おやままさおの部屋

阿蘇の大自然の中でゆっくりのんびりセカンドライフ

歳は取りたくないなあ・・・

2009年12月08日 14時26分08秒 | 日記
私は読書人だという自負がある。先月は9冊読んだ。一時よりも量は減ったものの、やはり生活の一部になっている。教師として高校生に読書を勧める際に、こんな話をしてきた。

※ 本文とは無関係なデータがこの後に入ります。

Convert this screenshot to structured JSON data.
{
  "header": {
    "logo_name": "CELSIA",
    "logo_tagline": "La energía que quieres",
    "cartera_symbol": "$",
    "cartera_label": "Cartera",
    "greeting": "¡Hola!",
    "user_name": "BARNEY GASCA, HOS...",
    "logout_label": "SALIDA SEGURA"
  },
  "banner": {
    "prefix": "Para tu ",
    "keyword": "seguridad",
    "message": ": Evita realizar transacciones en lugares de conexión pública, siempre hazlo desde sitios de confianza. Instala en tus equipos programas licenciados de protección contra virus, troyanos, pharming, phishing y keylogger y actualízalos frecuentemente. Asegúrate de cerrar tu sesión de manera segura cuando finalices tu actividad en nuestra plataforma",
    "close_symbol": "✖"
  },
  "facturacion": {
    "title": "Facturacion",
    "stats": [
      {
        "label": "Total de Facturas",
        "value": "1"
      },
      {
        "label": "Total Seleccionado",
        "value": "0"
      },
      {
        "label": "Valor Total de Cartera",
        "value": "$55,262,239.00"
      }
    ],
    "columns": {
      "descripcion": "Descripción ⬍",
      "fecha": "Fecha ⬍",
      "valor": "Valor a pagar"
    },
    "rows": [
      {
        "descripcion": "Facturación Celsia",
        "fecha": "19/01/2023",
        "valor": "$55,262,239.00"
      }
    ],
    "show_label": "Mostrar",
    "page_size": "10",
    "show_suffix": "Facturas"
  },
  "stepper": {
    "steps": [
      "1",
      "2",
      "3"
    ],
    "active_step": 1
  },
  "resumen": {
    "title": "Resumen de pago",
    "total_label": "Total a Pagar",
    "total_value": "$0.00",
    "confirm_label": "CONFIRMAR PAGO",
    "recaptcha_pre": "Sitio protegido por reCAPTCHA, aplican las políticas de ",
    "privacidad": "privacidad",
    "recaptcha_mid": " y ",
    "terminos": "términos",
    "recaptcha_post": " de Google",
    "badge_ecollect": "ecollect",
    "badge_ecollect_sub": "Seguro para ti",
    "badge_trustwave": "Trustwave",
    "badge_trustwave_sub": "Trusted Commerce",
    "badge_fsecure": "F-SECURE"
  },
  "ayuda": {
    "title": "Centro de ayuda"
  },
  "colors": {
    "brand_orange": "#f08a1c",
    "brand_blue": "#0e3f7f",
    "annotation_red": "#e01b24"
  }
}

「小説家はある日、突然文章が書けるようになるものではなくて、長い間に読書で蓄えられてきた言葉、多種多様な人の生き様、事件、人それぞれの物事に対する捉え方、受ける感情、喜怒哀楽の表出の仕方、いろんな作家のプロット、筋立て・・・数多く読めば読むほど、意識深く沈潜し無意識世界に沈殿したものが長い時間を掛けて醸成され,そして醗酵してくる。蓄えられた無数の言葉の群れが深層世界でぶつかり合い研ぎ澄まされたものだけが浮かび上がってくる。・・・」そんなことを時々喋ったりしたし、そう思い込んでもいた。ところがどうもそうではないような気がしてきたのだ。歳を取れば必ず肉体は衰えていく。これは神ではない人間の宿命である。肉体の衰えだけで精神は老いないのかというと、どうも老いていくように最近感じている。

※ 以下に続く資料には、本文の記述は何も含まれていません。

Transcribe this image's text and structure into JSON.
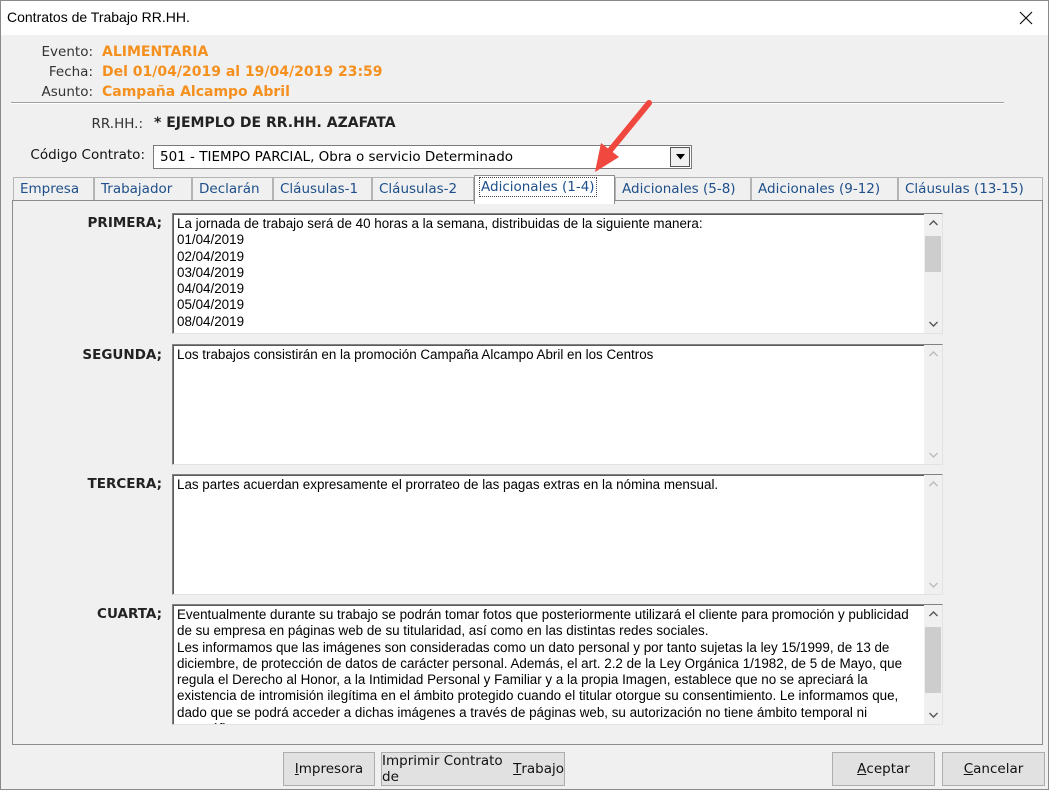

老いても衰えを感じさせない凄い人もいるにはいる。概して政治家はその政治的な発言を聞いていると頭脳が少しも萎縮していないように感じるのだ。最近、TVのインタビューに応えてしゃべっていた吉野文六さん、元外務省アメリカ局長。日米の密約についての証言をしたのだが、その時の様子を見ると実に矍鑠としているし、記憶がしっかりしているだけでなく言葉にブレがない。91歳の人間とはとても思えない。キャリア官僚の秀才だろう。頭のいい人は特別なのか?

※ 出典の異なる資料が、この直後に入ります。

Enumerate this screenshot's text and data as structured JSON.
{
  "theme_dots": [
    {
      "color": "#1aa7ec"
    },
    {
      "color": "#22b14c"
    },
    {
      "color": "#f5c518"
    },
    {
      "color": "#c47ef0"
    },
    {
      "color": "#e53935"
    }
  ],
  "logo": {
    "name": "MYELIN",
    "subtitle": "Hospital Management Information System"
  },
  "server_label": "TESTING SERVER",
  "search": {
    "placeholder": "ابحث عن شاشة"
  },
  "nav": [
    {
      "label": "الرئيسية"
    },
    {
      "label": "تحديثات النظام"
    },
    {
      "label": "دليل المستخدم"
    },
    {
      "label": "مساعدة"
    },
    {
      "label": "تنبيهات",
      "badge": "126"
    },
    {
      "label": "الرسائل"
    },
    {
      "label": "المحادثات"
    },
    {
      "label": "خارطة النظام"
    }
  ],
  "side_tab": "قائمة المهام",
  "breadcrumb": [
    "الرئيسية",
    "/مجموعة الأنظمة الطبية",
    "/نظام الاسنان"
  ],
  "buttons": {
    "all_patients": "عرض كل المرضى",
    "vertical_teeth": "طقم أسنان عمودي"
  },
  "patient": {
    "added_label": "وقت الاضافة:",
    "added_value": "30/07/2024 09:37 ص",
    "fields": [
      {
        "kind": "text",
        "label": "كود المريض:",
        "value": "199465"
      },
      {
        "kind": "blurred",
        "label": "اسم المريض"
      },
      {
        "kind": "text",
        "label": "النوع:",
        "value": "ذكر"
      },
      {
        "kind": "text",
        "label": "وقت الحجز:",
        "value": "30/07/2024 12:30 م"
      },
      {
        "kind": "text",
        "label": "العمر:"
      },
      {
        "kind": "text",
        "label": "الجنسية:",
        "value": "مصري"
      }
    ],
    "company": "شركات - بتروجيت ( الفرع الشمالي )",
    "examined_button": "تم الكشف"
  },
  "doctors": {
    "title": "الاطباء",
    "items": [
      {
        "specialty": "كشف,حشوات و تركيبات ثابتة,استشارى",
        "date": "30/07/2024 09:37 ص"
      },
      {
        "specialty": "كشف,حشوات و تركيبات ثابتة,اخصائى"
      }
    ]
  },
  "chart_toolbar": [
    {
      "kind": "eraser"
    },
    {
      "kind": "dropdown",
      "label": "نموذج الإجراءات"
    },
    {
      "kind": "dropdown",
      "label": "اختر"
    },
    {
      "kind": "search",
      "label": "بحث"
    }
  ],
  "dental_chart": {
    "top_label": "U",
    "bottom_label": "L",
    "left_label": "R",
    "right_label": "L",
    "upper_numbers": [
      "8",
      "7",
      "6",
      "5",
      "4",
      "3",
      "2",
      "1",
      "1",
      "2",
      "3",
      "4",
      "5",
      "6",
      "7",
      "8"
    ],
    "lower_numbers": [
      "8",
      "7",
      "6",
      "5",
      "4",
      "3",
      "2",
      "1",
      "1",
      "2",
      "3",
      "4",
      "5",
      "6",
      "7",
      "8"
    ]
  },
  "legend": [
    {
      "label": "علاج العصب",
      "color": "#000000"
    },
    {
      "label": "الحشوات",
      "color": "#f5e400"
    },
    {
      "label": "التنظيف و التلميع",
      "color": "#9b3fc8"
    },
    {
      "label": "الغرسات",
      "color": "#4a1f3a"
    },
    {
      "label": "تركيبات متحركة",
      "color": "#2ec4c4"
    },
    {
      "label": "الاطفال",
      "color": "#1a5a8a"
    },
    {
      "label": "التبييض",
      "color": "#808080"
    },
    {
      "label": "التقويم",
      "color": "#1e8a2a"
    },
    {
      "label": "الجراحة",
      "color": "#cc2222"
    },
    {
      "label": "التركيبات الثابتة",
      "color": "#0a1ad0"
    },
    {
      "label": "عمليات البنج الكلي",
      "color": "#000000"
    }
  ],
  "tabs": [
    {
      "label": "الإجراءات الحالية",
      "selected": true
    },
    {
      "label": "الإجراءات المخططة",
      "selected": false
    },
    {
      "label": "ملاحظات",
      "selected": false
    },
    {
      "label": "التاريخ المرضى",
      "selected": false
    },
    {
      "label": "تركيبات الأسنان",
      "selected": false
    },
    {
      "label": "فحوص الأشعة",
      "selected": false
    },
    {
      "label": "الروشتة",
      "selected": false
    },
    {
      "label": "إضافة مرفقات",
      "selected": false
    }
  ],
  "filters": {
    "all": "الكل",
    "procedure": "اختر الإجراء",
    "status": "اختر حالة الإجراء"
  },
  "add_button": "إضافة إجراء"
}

80の大台にのれば呆ける人が出てくるのに。そして私の場合、50も半ば過ぎて、どうも記憶力が弱体化し始めた。
昨日、悲しい出来事があった。久しぶりに古本屋ではない本屋に行った。棚から引き出すのではなくその下の台に置いている店のお薦めの作品(と思える)を手にとって二念なく買った。しかも上・下の文庫本。帰って
本を手の取って読み始めたのだが、すぐ疑念が沸いた。「あれ!これもしかしたら既に読んでいるのではないかー」慌てて書棚を探したがここ(南阿蘇)にはない、もしかしたら市内の家にあるのかも・・・どうもかすかに記憶がある。年を取ると無意識の下層に沈殿している「記憶」が下の方から腐敗して消えていくのではないか。本当に読みたいものを選んで、本物を読んでいけばいいのではないか。雑読、興味の範囲外の書物は読んでも仕方ないのではないかと思ったりしている。
目も衰えてきたので、月5ペースでゆっくり行こうーっと。